Early this month, Polaris announced a split of its business into two divisions, services and products, with a separate CEO for the services business and individual CEOs for different product lines, Times of India reported.
The firm, which is ranked as the eleventh-largest Indian software exporter, is focused on the financial services industry. Its services business earned $330 million in 2012-13.
“We stay committed to the road map articulated by our chairman and CEO Arun Jain during the announcement of our annual results for FY13,” the Polaris spokeswoman said.
In 2012-13, Polaris reported a net profit of 201 crore on revenues of 2,308 crore.

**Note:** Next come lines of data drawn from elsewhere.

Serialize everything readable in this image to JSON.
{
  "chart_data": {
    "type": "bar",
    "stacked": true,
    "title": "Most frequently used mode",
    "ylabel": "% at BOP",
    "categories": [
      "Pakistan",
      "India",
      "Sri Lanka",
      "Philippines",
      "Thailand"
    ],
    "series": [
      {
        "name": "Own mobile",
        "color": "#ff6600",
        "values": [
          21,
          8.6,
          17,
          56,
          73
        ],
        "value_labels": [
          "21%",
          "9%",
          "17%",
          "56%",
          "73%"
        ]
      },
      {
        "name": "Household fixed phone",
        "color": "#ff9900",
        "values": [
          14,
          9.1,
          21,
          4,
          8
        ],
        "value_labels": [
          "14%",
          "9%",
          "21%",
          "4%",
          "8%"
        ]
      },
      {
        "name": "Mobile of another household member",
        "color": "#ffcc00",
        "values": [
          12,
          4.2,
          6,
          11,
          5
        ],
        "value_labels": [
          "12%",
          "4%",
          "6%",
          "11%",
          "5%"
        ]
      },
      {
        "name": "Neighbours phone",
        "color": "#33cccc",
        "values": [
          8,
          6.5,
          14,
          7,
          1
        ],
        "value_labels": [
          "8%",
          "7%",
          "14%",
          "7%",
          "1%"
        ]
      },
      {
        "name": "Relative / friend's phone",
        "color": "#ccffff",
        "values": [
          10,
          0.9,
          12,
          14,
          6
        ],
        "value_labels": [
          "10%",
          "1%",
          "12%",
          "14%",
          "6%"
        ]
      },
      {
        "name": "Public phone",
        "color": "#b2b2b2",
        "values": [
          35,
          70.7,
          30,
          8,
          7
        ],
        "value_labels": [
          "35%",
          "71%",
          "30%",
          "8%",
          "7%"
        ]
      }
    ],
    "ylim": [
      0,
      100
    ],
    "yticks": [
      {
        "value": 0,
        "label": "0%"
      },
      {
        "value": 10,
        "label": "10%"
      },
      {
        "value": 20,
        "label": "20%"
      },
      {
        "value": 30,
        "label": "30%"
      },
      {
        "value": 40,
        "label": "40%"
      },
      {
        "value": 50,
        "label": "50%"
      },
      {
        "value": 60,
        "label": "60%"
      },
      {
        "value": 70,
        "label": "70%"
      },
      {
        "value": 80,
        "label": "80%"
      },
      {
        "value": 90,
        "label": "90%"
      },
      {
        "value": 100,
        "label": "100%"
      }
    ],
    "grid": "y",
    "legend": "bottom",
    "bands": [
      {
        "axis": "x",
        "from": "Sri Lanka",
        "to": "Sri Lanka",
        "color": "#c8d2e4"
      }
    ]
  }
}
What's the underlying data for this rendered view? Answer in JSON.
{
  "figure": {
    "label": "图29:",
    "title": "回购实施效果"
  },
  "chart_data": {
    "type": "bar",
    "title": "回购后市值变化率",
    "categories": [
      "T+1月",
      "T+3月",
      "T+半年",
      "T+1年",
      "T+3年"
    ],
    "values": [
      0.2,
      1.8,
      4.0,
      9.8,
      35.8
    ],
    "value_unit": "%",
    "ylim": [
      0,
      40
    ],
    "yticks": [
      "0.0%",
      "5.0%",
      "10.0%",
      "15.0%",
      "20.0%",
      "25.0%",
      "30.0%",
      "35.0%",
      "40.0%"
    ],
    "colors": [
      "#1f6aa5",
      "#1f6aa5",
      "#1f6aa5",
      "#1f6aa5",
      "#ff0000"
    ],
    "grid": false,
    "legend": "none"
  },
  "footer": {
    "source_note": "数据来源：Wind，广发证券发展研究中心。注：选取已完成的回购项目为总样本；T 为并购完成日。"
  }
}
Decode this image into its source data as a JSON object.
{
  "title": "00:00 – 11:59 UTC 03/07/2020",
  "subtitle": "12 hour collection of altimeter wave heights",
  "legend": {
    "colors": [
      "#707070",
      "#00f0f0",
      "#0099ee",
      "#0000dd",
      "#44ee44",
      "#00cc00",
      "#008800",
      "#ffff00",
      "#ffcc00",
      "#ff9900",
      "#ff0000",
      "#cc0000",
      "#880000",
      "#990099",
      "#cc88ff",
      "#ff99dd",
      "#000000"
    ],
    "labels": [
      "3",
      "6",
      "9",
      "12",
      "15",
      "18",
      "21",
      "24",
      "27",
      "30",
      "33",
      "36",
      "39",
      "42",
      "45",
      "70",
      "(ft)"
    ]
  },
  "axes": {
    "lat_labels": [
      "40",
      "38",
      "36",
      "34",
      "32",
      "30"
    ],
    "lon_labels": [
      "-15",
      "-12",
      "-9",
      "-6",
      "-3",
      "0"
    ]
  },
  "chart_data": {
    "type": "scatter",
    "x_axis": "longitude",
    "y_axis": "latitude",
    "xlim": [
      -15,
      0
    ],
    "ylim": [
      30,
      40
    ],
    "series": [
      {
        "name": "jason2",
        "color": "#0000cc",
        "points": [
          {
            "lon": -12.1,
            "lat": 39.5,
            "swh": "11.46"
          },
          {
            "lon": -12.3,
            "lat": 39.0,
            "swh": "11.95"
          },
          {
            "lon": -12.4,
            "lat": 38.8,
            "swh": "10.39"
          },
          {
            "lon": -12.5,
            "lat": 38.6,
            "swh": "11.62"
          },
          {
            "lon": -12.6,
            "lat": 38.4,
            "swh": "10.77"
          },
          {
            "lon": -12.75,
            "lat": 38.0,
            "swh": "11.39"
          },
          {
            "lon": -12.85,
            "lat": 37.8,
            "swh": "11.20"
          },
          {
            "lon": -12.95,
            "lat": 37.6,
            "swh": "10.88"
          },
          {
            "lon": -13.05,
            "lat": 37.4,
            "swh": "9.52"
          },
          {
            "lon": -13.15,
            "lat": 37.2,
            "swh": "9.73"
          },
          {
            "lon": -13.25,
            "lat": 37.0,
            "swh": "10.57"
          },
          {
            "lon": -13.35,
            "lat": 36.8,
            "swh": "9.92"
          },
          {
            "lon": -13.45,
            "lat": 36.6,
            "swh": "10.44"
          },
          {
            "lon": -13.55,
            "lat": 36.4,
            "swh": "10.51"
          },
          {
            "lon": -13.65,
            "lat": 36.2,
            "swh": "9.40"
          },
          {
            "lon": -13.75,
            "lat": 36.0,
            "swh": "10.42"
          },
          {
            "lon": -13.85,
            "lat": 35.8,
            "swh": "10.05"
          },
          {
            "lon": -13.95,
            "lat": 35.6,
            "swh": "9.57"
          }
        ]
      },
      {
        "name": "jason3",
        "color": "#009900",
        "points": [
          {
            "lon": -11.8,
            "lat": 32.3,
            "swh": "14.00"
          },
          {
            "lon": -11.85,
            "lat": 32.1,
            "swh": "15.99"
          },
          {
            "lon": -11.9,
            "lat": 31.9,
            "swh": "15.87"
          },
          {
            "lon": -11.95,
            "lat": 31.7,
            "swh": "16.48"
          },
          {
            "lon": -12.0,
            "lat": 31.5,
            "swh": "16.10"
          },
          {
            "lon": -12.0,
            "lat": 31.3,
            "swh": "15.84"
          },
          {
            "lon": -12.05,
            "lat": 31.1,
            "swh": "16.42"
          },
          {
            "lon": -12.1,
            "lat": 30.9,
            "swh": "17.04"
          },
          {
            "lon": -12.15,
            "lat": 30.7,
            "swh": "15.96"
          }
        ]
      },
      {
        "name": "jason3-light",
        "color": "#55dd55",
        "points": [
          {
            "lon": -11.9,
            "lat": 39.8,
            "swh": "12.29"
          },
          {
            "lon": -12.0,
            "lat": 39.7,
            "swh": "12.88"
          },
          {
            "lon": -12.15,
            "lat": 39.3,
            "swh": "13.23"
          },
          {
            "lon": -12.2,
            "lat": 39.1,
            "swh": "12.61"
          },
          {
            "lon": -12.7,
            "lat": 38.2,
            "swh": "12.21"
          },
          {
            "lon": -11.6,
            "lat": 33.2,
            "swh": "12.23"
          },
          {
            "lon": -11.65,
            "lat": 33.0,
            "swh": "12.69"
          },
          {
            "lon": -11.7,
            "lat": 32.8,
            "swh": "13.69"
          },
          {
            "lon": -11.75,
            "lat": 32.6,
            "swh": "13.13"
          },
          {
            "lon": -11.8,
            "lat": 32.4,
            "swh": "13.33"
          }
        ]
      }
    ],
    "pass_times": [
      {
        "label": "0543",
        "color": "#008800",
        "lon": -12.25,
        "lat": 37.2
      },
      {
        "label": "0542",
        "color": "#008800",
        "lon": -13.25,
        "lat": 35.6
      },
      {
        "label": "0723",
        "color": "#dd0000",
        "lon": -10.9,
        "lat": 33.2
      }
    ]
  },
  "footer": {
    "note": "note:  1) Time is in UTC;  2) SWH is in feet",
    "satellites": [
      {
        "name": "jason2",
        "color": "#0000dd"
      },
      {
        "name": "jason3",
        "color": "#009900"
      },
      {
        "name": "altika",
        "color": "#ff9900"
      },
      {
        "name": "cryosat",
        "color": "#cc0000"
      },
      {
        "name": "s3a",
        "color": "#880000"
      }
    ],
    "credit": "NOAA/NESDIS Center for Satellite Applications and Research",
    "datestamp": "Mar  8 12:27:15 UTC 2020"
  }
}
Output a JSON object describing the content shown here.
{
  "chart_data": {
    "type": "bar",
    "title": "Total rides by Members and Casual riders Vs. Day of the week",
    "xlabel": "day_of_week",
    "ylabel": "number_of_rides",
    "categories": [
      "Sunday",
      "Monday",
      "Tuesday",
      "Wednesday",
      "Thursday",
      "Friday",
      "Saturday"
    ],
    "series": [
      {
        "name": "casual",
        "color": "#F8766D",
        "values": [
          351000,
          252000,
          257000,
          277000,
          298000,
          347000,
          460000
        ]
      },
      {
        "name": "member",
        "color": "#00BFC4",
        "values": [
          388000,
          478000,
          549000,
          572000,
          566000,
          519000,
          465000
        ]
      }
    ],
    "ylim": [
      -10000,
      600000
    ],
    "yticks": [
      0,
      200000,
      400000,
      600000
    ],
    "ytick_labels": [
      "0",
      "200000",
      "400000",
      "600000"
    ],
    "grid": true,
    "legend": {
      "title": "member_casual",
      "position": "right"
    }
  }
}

For potential buyers, Polaris’ services business represents the largest asset available in India today to expand their footprint in the financial services industry, which despite a slump continues to be the biggest spender on technology.
The deal is being driven by Citi, which is Polaris’ largest client, contributing around 35 percent to its services revenue. It also holds 20 percent equity in Polaris through Orbitech.
The potential buyer could get committed business from Citi for a period of 3-7 years, which is typical in such deals. Earlier, when TCS acquired Citigroup’s captive BPO in India in 2008 for $505 million, the Mumbai-based company also got $2.5 billion in committed revenues over nine-and-a-half years.
Citi’s business with Polaris represents one of the last large contracts in the country. Citi’s BPO business is now with TCS, application development and maintenance and infrastructure business with Wipro, and some amount of services with the erstwhile I-flex Solutions (now known as Oracle Financial Services Software).